I got a surge of mojo from the shower and clean clothes and decided to walk the streets to see if I could scratch a farthing making music. I threw back the shoulders, walked to the Crouch End tube, pulled out my box and sang for an hour, mostly Sun Records stuff like early Elvis, Jerry Lee, Perkins. A few stopped to look and in 60 minutes I had 22 new pounds in my case. English money can be heavy. Indian rupees are always filthy and beat-up.

I headed back home without a key.


"Hi, I'm staying here."
"Yakaru knows."

The door closed, and swung back open in about 5 minutes.

"Come in, then," said Yakaru's wife, as though addressing a deliveryman.

People started arriving home from their jobs at around 6, going about their business. None seemed impressed or curious about their new visitor. The housepeople were so quick and so comfortable with each other that they all melted into one blap of “stranger with an English accent”, and I couldn't process each as individuals yet except for two 17-year old girls who looked right past me.
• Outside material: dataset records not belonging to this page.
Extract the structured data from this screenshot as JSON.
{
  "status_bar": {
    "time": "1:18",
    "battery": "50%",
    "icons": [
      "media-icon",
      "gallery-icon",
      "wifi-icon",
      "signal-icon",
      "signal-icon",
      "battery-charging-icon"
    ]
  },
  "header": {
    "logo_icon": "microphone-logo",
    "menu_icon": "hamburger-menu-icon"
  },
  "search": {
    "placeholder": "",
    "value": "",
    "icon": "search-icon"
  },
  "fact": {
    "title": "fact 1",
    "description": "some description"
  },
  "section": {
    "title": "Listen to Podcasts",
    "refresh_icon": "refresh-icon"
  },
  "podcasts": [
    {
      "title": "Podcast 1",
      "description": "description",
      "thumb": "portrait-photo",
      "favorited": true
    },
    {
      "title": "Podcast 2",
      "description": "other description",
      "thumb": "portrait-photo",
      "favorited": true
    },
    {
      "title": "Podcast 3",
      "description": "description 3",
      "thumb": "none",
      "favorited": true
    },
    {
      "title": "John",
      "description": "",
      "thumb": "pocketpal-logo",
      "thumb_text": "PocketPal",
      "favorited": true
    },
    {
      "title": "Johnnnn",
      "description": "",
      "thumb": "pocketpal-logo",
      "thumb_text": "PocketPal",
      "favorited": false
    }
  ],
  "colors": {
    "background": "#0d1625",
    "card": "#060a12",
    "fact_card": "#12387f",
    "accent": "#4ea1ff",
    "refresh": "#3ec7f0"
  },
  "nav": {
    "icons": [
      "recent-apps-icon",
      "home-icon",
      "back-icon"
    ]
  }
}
Dinner was prepared. I offered help and was given the job of chopping vegetables and putting them in bowls. I really didn’t want to do anything but figured I ought to, and when the meal was on the table, I ate surrounded by strangers who talked among themselves, with only the most fleeting logistical interest in yours truly. An enormous, bearded, leather-clad biker-looking guy turned to me and blew his entire image with “’Would you pahss the buttah, please?”

Energized by food, I accepted an invitation to attend a party with three dinnermates. We pushed into a car, drove to a club, parked and the others took off into a crowd of about 100 people dancing to house music, leaving me to wander, looking for a sign of welcome warmth, of tenderness, fun, understanding, humor and intelligence. Instead I found attractive people with emotionally constipated faces and perpetual cigarettes parked in their mouths, and I felt as lost as I had when I first arrived in Bombay. I was also clobbered by a new wave of fatigue and could barely stand.
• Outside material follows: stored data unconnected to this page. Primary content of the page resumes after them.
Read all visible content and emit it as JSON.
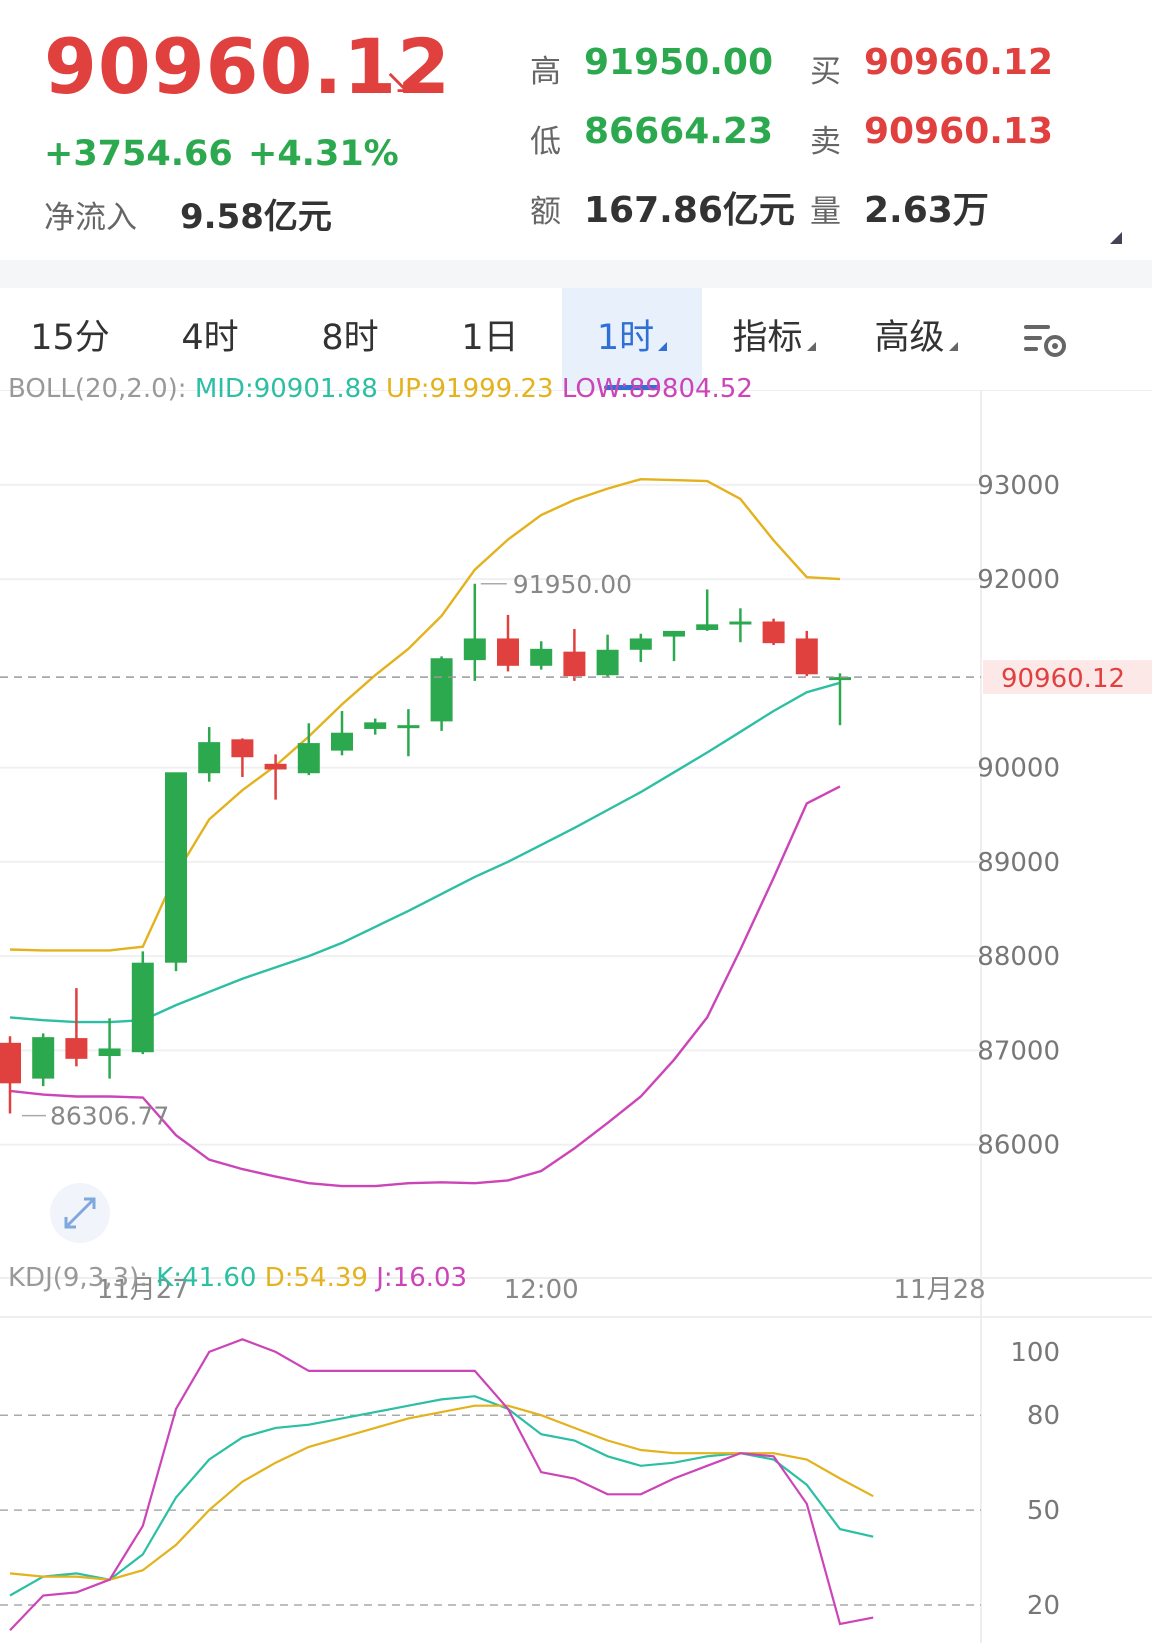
{
  "quote": {
    "price": "90960.12",
    "change": "+3754.66",
    "change_pct": "+4.31%",
    "net_inflow_label": "净流入",
    "net_inflow_value": "9.58亿元",
    "high_label": "高",
    "high_value": "91950.00",
    "low_label": "低",
    "low_value": "86664.23",
    "amount_label": "额",
    "amount_value": "167.86亿元",
    "bid_label": "买",
    "bid_value": "90960.12",
    "ask_label": "卖",
    "ask_value": "90960.13",
    "volume_label": "量",
    "volume_value": "2.63万",
    "colors": {
      "up": "#e0403e",
      "down": "#2ca94e"
    }
  },
  "tabs": [
    {
      "label": "15分",
      "active": false,
      "dropdown": false
    },
    {
      "label": "4时",
      "active": false,
      "dropdown": false
    },
    {
      "label": "8时",
      "active": false,
      "dropdown": false
    },
    {
      "label": "1日",
      "active": false,
      "dropdown": false
    },
    {
      "label": "1时",
      "active": true,
      "dropdown": true
    },
    {
      "label": "指标",
      "active": false,
      "dropdown": true
    },
    {
      "label": "高级",
      "active": false,
      "dropdown": true
    }
  ],
  "settings_icon": "chart-settings-icon",
  "chart_data": [
    {
      "type": "candlestick",
      "legend_prefix": "BOLL(20,2.0):",
      "legend": [
        {
          "text": "MID:90901.88",
          "color": "#2cbfa4"
        },
        {
          "text": "UP:91999.23",
          "color": "#e3b21c"
        },
        {
          "text": "LOW:89804.52",
          "color": "#cc45b8"
        }
      ],
      "yticks": [
        93000,
        92000,
        90000,
        89000,
        88000,
        87000,
        86000
      ],
      "ylim": [
        85200,
        93900
      ],
      "current_price_label": "90960.12",
      "current_price": 90960.12,
      "max_label": "91950.00",
      "min_label": "86306.77",
      "xticks": [
        {
          "label": "11月27",
          "index": 4
        },
        {
          "label": "12:00",
          "index": 16
        },
        {
          "label": "11月28",
          "index": 28
        }
      ],
      "candles": [
        {
          "o": 87080,
          "h": 87150,
          "c": 86650,
          "l": 86330
        },
        {
          "o": 86700,
          "h": 87180,
          "c": 87140,
          "l": 86620
        },
        {
          "o": 87130,
          "h": 87660,
          "c": 86910,
          "l": 86830
        },
        {
          "o": 86940,
          "h": 87340,
          "c": 87020,
          "l": 86700
        },
        {
          "o": 86980,
          "h": 88050,
          "c": 87930,
          "l": 86960
        },
        {
          "o": 87930,
          "h": 89920,
          "c": 89950,
          "l": 87840
        },
        {
          "o": 89940,
          "h": 90430,
          "c": 90270,
          "l": 89850
        },
        {
          "o": 90300,
          "h": 90310,
          "c": 90110,
          "l": 89900
        },
        {
          "o": 90040,
          "h": 90140,
          "c": 89980,
          "l": 89660
        },
        {
          "o": 89940,
          "h": 90470,
          "c": 90260,
          "l": 89920
        },
        {
          "o": 90180,
          "h": 90600,
          "c": 90370,
          "l": 90130
        },
        {
          "o": 90410,
          "h": 90520,
          "c": 90480,
          "l": 90350
        },
        {
          "o": 90440,
          "h": 90620,
          "c": 90450,
          "l": 90120
        },
        {
          "o": 90490,
          "h": 91180,
          "c": 91160,
          "l": 90390
        },
        {
          "o": 91140,
          "h": 91950,
          "c": 91370,
          "l": 90920
        },
        {
          "o": 91370,
          "h": 91620,
          "c": 91080,
          "l": 91020
        },
        {
          "o": 91080,
          "h": 91340,
          "c": 91260,
          "l": 91040
        },
        {
          "o": 91230,
          "h": 91470,
          "c": 90970,
          "l": 90920
        },
        {
          "o": 90980,
          "h": 91410,
          "c": 91250,
          "l": 90960
        },
        {
          "o": 91250,
          "h": 91420,
          "c": 91370,
          "l": 91120
        },
        {
          "o": 91390,
          "h": 91450,
          "c": 91450,
          "l": 91130
        },
        {
          "o": 91460,
          "h": 91890,
          "c": 91520,
          "l": 91450
        },
        {
          "o": 91530,
          "h": 91690,
          "c": 91550,
          "l": 91330
        },
        {
          "o": 91550,
          "h": 91580,
          "c": 91320,
          "l": 91300
        },
        {
          "o": 91370,
          "h": 91450,
          "c": 90990,
          "l": 90970
        },
        {
          "o": 90960,
          "h": 91000,
          "c": 90960,
          "l": 90450
        }
      ],
      "series": [
        {
          "key": "up",
          "color": "#e3b21c",
          "values": [
            88070,
            88060,
            88060,
            88060,
            88100,
            88870,
            89450,
            89760,
            90020,
            90330,
            90670,
            90980,
            91260,
            91610,
            92100,
            92420,
            92680,
            92840,
            92960,
            93060,
            93050,
            93040,
            92850,
            92410,
            92020,
            92000
          ]
        },
        {
          "key": "mid",
          "color": "#2cbfa4",
          "values": [
            87350,
            87320,
            87300,
            87300,
            87320,
            87480,
            87620,
            87760,
            87880,
            88000,
            88140,
            88310,
            88480,
            88660,
            88840,
            89000,
            89180,
            89360,
            89550,
            89740,
            89950,
            90160,
            90380,
            90600,
            90800,
            90900
          ]
        },
        {
          "key": "low",
          "color": "#cc45b8",
          "values": [
            86570,
            86530,
            86510,
            86510,
            86500,
            86100,
            85840,
            85740,
            85660,
            85590,
            85560,
            85560,
            85590,
            85600,
            85590,
            85620,
            85720,
            85960,
            86230,
            86510,
            86900,
            87350,
            88070,
            88830,
            89620,
            89800
          ]
        }
      ]
    },
    {
      "type": "line",
      "legend_prefix": "KDJ(9,3,3):",
      "legend": [
        {
          "text": "K:41.60",
          "color": "#2cbfa4"
        },
        {
          "text": "D:54.39",
          "color": "#e3b21c"
        },
        {
          "text": "J:16.03",
          "color": "#cc45b8"
        }
      ],
      "yticks": [
        100,
        80,
        50,
        20
      ],
      "ylim": [
        8,
        118
      ],
      "series": [
        {
          "key": "K",
          "color": "#2cbfa4",
          "values": [
            23,
            29,
            30,
            28,
            36,
            54,
            66,
            73,
            76,
            77,
            79,
            81,
            83,
            85,
            86,
            82,
            74,
            72,
            67,
            64,
            65,
            67,
            68,
            66,
            58,
            44,
            41.6
          ]
        },
        {
          "key": "D",
          "color": "#e3b21c",
          "values": [
            30,
            29,
            29,
            28,
            31,
            39,
            50,
            59,
            65,
            70,
            73,
            76,
            79,
            81,
            83,
            83,
            80,
            76,
            72,
            69,
            68,
            68,
            68,
            68,
            66,
            60,
            54.39
          ]
        },
        {
          "key": "J",
          "color": "#cc45b8",
          "values": [
            12,
            23,
            24,
            28,
            45,
            82,
            100,
            104,
            100,
            94,
            94,
            94,
            94,
            94,
            94,
            82,
            62,
            60,
            55,
            55,
            60,
            64,
            68,
            67,
            52,
            14,
            16.03
          ]
        }
      ]
    }
  ]
}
Annoyed by the noise, the people and the smoke, I found one of my housemates and told him I’d be on my way, and he graciously found someone to drive me. Deposited back at the house, I took a hot shower, rinsing the club smell off me, and went to my room.

As I climbed beneath the cool, fresh-smelling sheets, I began to feel better. It was the first time I’d been truly dry and clean after months of humid, filthy India. I let down my mask, the mask I’d needed to deal with customs, to arrange logistics, rides and lodging, to postpone deep feelings of any kind, letting go of my friends and all my adventures in India and to produce some kind of pleasing personality to stranger after English stranger.
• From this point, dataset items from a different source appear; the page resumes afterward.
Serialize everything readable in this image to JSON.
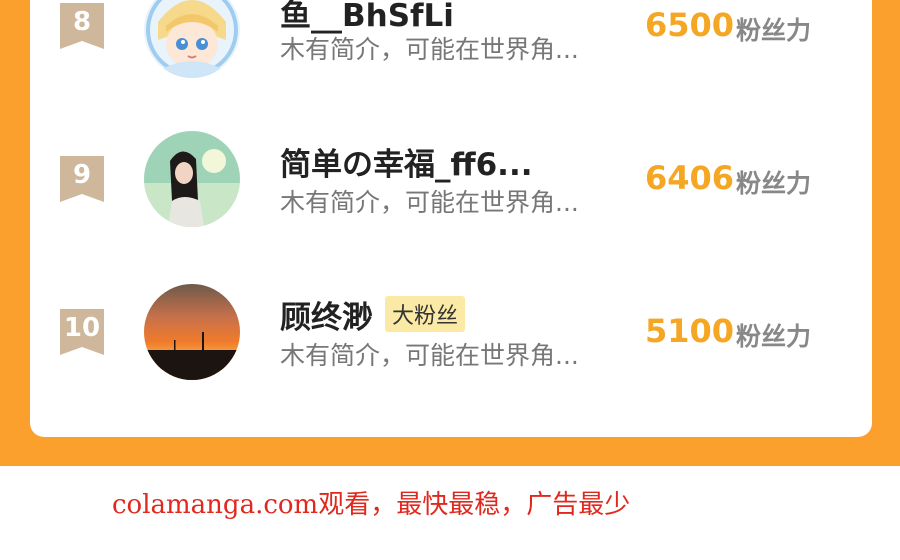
{
  "ranking": {
    "items": [
      {
        "rank": "8",
        "name": "鱼__BhSfLi",
        "intro": "木有简介，可能在世界角...",
        "score": "6500",
        "score_unit": "粉丝力",
        "badge": "",
        "avatar_icon": "anime-character-avatar"
      },
      {
        "rank": "9",
        "name": "简单の幸福_ff6...",
        "intro": "木有简介，可能在世界角...",
        "score": "6406",
        "score_unit": "粉丝力",
        "badge": "",
        "avatar_icon": "girl-photo-avatar"
      },
      {
        "rank": "10",
        "name": "顾终渺",
        "intro": "木有简介，可能在世界角...",
        "score": "5100",
        "score_unit": "粉丝力",
        "badge": "大粉丝",
        "avatar_icon": "sunset-photo-avatar"
      }
    ]
  },
  "footer": {
    "watermark": "colamanga.com观看，最快最稳，广告最少"
  },
  "colors": {
    "accent_orange": "#fba02d",
    "score_color": "#f5a623",
    "badge_bg": "#fbeaa6",
    "footer_red": "#e0281e"
  }
}
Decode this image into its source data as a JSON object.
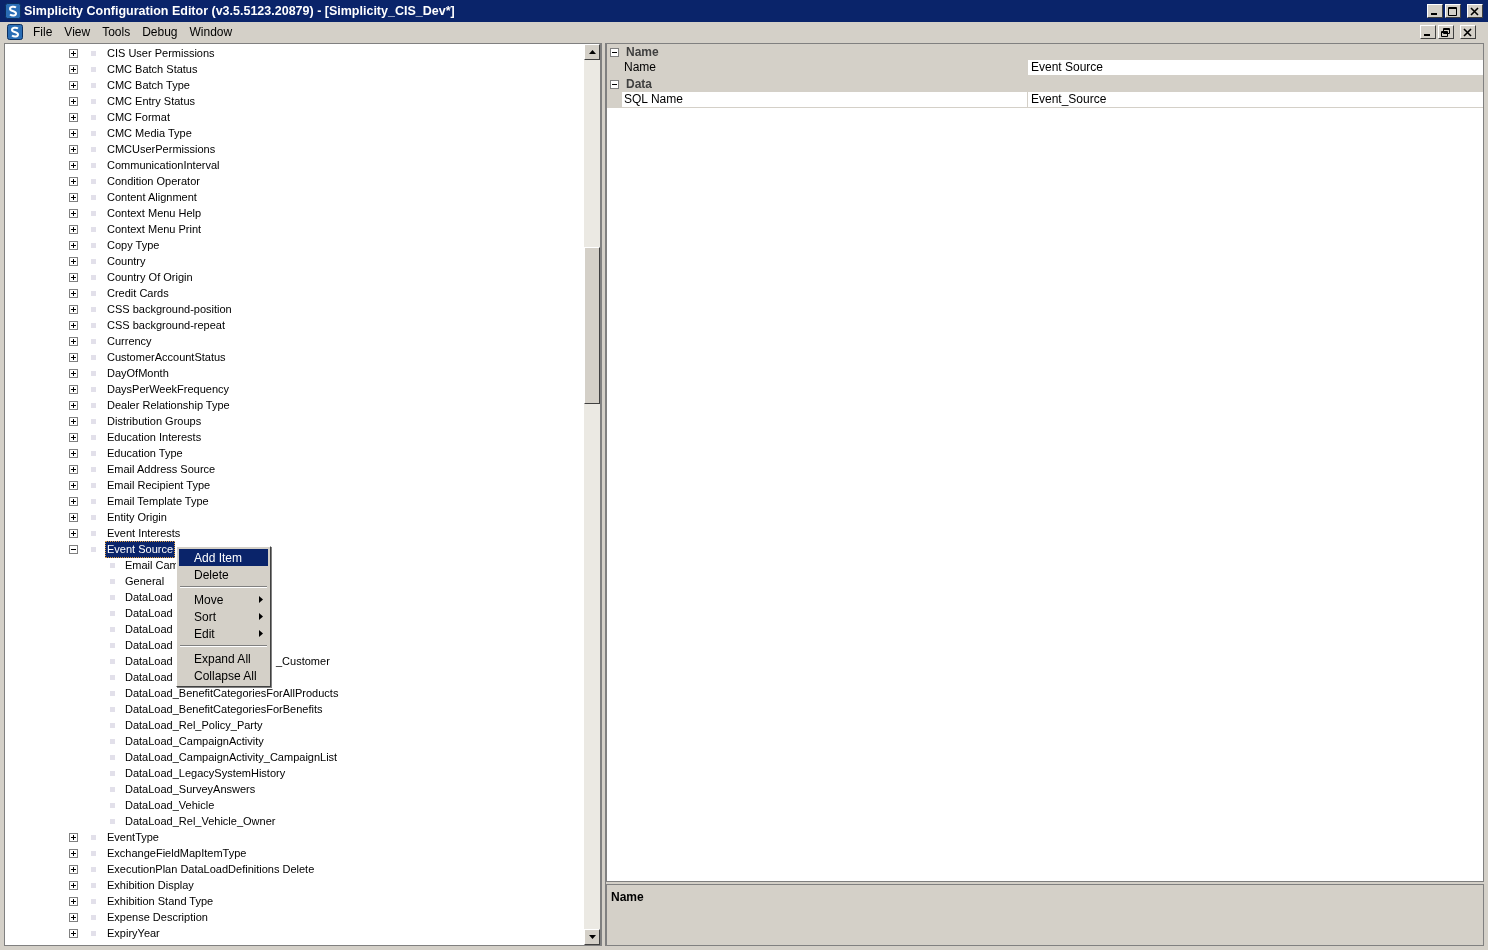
{
  "window": {
    "title": "Simplicity Configuration Editor (v3.5.5123.20879) - [Simplicity_CIS_Dev*]"
  },
  "menu": [
    "File",
    "View",
    "Tools",
    "Debug",
    "Window"
  ],
  "tree": [
    {
      "label": "CIS User Permissions",
      "expanded": false,
      "selected": false
    },
    {
      "label": "CMC Batch Status",
      "expanded": false,
      "selected": false
    },
    {
      "label": "CMC Batch Type",
      "expanded": false,
      "selected": false
    },
    {
      "label": "CMC Entry Status",
      "expanded": false,
      "selected": false
    },
    {
      "label": "CMC Format",
      "expanded": false,
      "selected": false
    },
    {
      "label": "CMC Media Type",
      "expanded": false,
      "selected": false
    },
    {
      "label": "CMCUserPermissions",
      "expanded": false,
      "selected": false
    },
    {
      "label": "CommunicationInterval",
      "expanded": false,
      "selected": false
    },
    {
      "label": "Condition Operator",
      "expanded": false,
      "selected": false
    },
    {
      "label": "Content Alignment",
      "expanded": false,
      "selected": false
    },
    {
      "label": "Context Menu Help",
      "expanded": false,
      "selected": false
    },
    {
      "label": "Context Menu Print",
      "expanded": false,
      "selected": false
    },
    {
      "label": "Copy Type",
      "expanded": false,
      "selected": false
    },
    {
      "label": "Country",
      "expanded": false,
      "selected": false
    },
    {
      "label": "Country Of Origin",
      "expanded": false,
      "selected": false
    },
    {
      "label": "Credit Cards",
      "expanded": false,
      "selected": false
    },
    {
      "label": "CSS background-position",
      "expanded": false,
      "selected": false
    },
    {
      "label": "CSS background-repeat",
      "expanded": false,
      "selected": false
    },
    {
      "label": "Currency",
      "expanded": false,
      "selected": false
    },
    {
      "label": "CustomerAccountStatus",
      "expanded": false,
      "selected": false
    },
    {
      "label": "DayOfMonth",
      "expanded": false,
      "selected": false
    },
    {
      "label": "DaysPerWeekFrequency",
      "expanded": false,
      "selected": false
    },
    {
      "label": "Dealer Relationship Type",
      "expanded": false,
      "selected": false
    },
    {
      "label": "Distribution Groups",
      "expanded": false,
      "selected": false
    },
    {
      "label": "Education Interests",
      "expanded": false,
      "selected": false
    },
    {
      "label": "Education Type",
      "expanded": false,
      "selected": false
    },
    {
      "label": "Email Address Source",
      "expanded": false,
      "selected": false
    },
    {
      "label": "Email Recipient Type",
      "expanded": false,
      "selected": false
    },
    {
      "label": "Email Template Type",
      "expanded": false,
      "selected": false
    },
    {
      "label": "Entity Origin",
      "expanded": false,
      "selected": false
    },
    {
      "label": "Event Interests",
      "expanded": false,
      "selected": false
    },
    {
      "label": "Event Source",
      "expanded": true,
      "selected": true,
      "children": [
        {
          "label": "Email Cam"
        },
        {
          "label": "General"
        },
        {
          "label": "DataLoad"
        },
        {
          "label": "DataLoad"
        },
        {
          "label": "DataLoad"
        },
        {
          "label": "DataLoad"
        },
        {
          "label": "DataLoad",
          "label_past_menu": "_Customer"
        },
        {
          "label": "DataLoad"
        },
        {
          "label": "DataLoad_BenefitCategoriesForAllProducts"
        },
        {
          "label": "DataLoad_BenefitCategoriesForBenefits"
        },
        {
          "label": "DataLoad_Rel_Policy_Party"
        },
        {
          "label": "DataLoad_CampaignActivity"
        },
        {
          "label": "DataLoad_CampaignActivity_CampaignList"
        },
        {
          "label": "DataLoad_LegacySystemHistory"
        },
        {
          "label": "DataLoad_SurveyAnswers"
        },
        {
          "label": "DataLoad_Vehicle"
        },
        {
          "label": "DataLoad_Rel_Vehicle_Owner"
        }
      ]
    },
    {
      "label": "EventType",
      "expanded": false,
      "selected": false
    },
    {
      "label": "ExchangeFieldMapItemType",
      "expanded": false,
      "selected": false
    },
    {
      "label": "ExecutionPlan DataLoadDefinitions Delete",
      "expanded": false,
      "selected": false
    },
    {
      "label": "Exhibition Display",
      "expanded": false,
      "selected": false
    },
    {
      "label": "Exhibition Stand Type",
      "expanded": false,
      "selected": false
    },
    {
      "label": "Expense Description",
      "expanded": false,
      "selected": false
    },
    {
      "label": "ExpiryYear",
      "expanded": false,
      "selected": false
    }
  ],
  "context_menu": [
    {
      "kind": "item",
      "label": "Add Item",
      "selected": true,
      "submenu": false
    },
    {
      "kind": "item",
      "label": "Delete",
      "selected": false,
      "submenu": false
    },
    {
      "kind": "separator"
    },
    {
      "kind": "item",
      "label": "Move",
      "selected": false,
      "submenu": true
    },
    {
      "kind": "item",
      "label": "Sort",
      "selected": false,
      "submenu": true
    },
    {
      "kind": "item",
      "label": "Edit",
      "selected": false,
      "submenu": true
    },
    {
      "kind": "separator"
    },
    {
      "kind": "item",
      "label": "Expand All",
      "selected": false,
      "submenu": false
    },
    {
      "kind": "item",
      "label": "Collapse All",
      "selected": false,
      "submenu": false
    }
  ],
  "properties": [
    {
      "category": "Name",
      "expanded": true,
      "rows": [
        {
          "name": "Name",
          "value": "Event Source",
          "selected": true
        }
      ]
    },
    {
      "category": "Data",
      "expanded": true,
      "rows": [
        {
          "name": "SQL Name",
          "value": "Event_Source",
          "selected": false
        }
      ]
    }
  ],
  "description": {
    "title": "Name"
  }
}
Now, alone with the silver moon bathing me through my window, I felt flush in the wake of what I’d done, where I’d carried myself to in these last months, busting out of a Manhattan shell and taking a chance halfway around the world. What would happen to me tomorrow? I had no idea, but for now, I had a beautiful bed in a beautiful house, I was as clean as a baby, and I’d found my own North Star once again. Even if there was no one else in the world who was soft and gentle in the world at that moment, I would be soft and gentle with Mr. Swami Gyan Shunyam, taking him away from loud fools and parking him in bed where he belonged.